这个念头一冒出来,就疯狂的在罗宁头脑内蔓延。
这种大酒具,丢了是不可能的,只可能是被人故意收走了!
那这个人肯定是效忠于安霖的,所以说,这次军中聚会的内容,安霖肯定会知道。
那为什么知道自己那些手下有异心,还不动手呢?
这是在试探自己!
不用想什么先下手为强,自己在投降的那一刻起,就没了和安霖抗争的资本。
就这样,翻来覆去的想了一宿,罗宁终于下定了决心。
就在第二天早上,他就找到了安霖。
一见面,扑通一声,就跪了下来,之后就是磕头,一言不发。
安霖对他的选择很满意,就说了一句话:“给你三百重甲兽人的使用权,那些人要归西你自己看着办,你只有一上午的时间!”
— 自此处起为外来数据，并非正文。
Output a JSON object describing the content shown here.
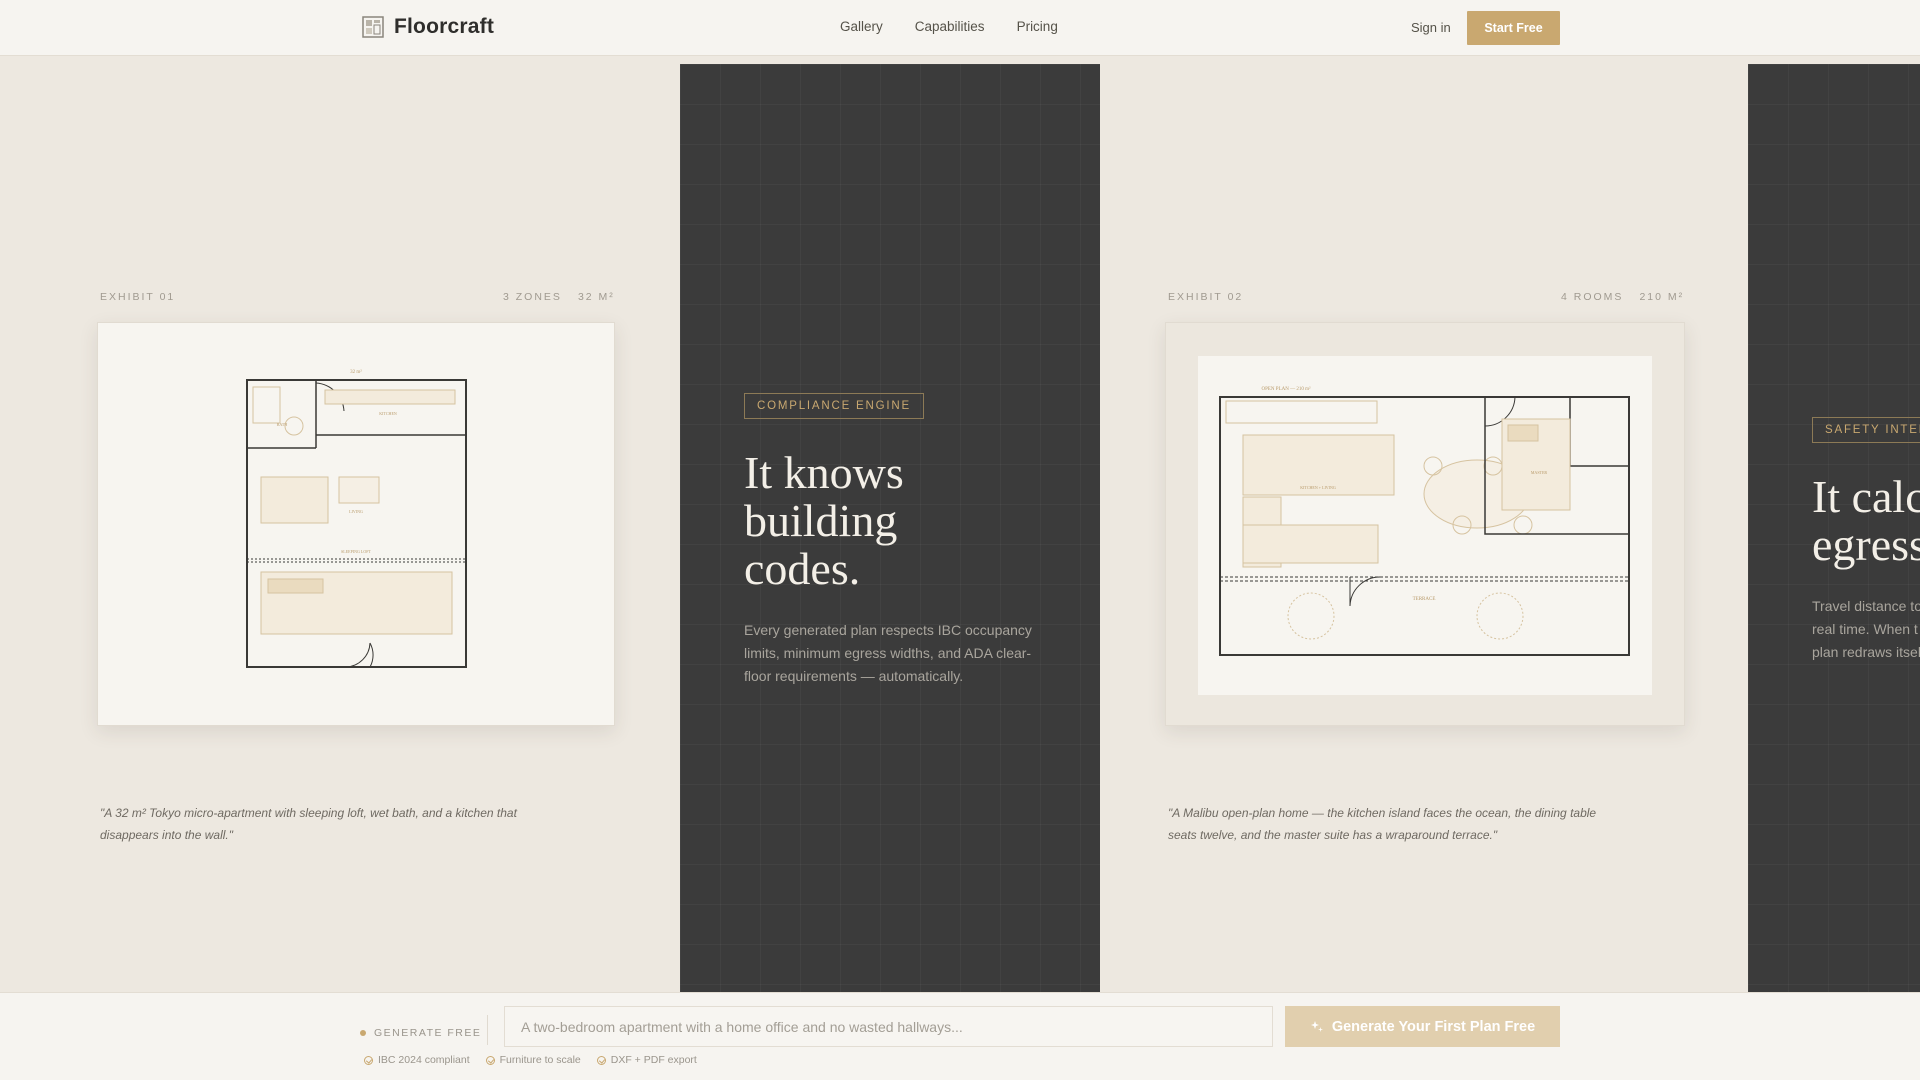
{
  "header": {
    "brand": "Floorcraft",
    "nav": [
      "Gallery",
      "Capabilities",
      "Pricing"
    ],
    "sign_in": "Sign in",
    "start_free": "Start Free"
  },
  "exhibits": [
    {
      "label": "EXHIBIT 01",
      "stat1": "3 ZONES",
      "stat2": "32 M²",
      "caption_line1": "\"A 32 m² Tokyo micro-apartment with sleeping loft, wet bath, and a kitchen that",
      "caption_line2": "disappears into the wall.\"",
      "plan_labels": {
        "area": "32 m²",
        "kitchen": "KITCHEN",
        "bath": "BATH",
        "living": "LIVING",
        "loft": "SLEEPING LOFT"
      }
    },
    {
      "label": "EXHIBIT 02",
      "stat1": "4 ROOMS",
      "stat2": "210 M²",
      "caption_line1": "\"A Malibu open-plan home — the kitchen island faces the ocean, the dining table",
      "caption_line2": "seats twelve, and the master suite has a wraparound terrace.\"",
      "plan_labels": {
        "area": "OPEN PLAN — 210 m²",
        "kitchen": "KITCHEN + LIVING",
        "master": "MASTER",
        "terrace": "TERRACE"
      }
    }
  ],
  "features_panels": [
    {
      "tag": "COMPLIANCE ENGINE",
      "title_lines": [
        "It knows",
        "building",
        "codes."
      ],
      "body_lines": [
        "Every generated plan respects IBC occupancy",
        "limits, minimum egress widths, and ADA clear-",
        "floor requirements — automatically."
      ]
    },
    {
      "tag": "SAFETY INTEL",
      "title_lines": [
        "It calc",
        "egress"
      ],
      "body_lines": [
        "Travel distance to",
        "real time. When t",
        "plan redraws itsel"
      ]
    }
  ],
  "bottom_bar": {
    "label": "GENERATE FREE",
    "input_placeholder": "A two-bedroom apartment with a home office and no wasted hallways...",
    "button": "Generate Your First Plan Free",
    "features": [
      "IBC 2024 compliant",
      "Furniture to scale",
      "DXF + PDF export"
    ]
  },
  "colors": {
    "accent": "#c9a870",
    "dark_panel": "#3b3b3b",
    "background": "#ede8e0"
  }
}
罗宁如遭大赦,浑身虚汗,但还是立刻起身,带了士卒就向那些将官的营帐行去。
之后,一阵惨叫声过后,罗宁重新归来,但是却拖着一堆人头。
在和地精的小报告对比之后,发现该死一个也不少。
至于那些亲卫,都在镇压的过程中被杀干净了!
之后安霖挥了挥手,让他下去,罗宁也很识趣,不再说话,直接离开。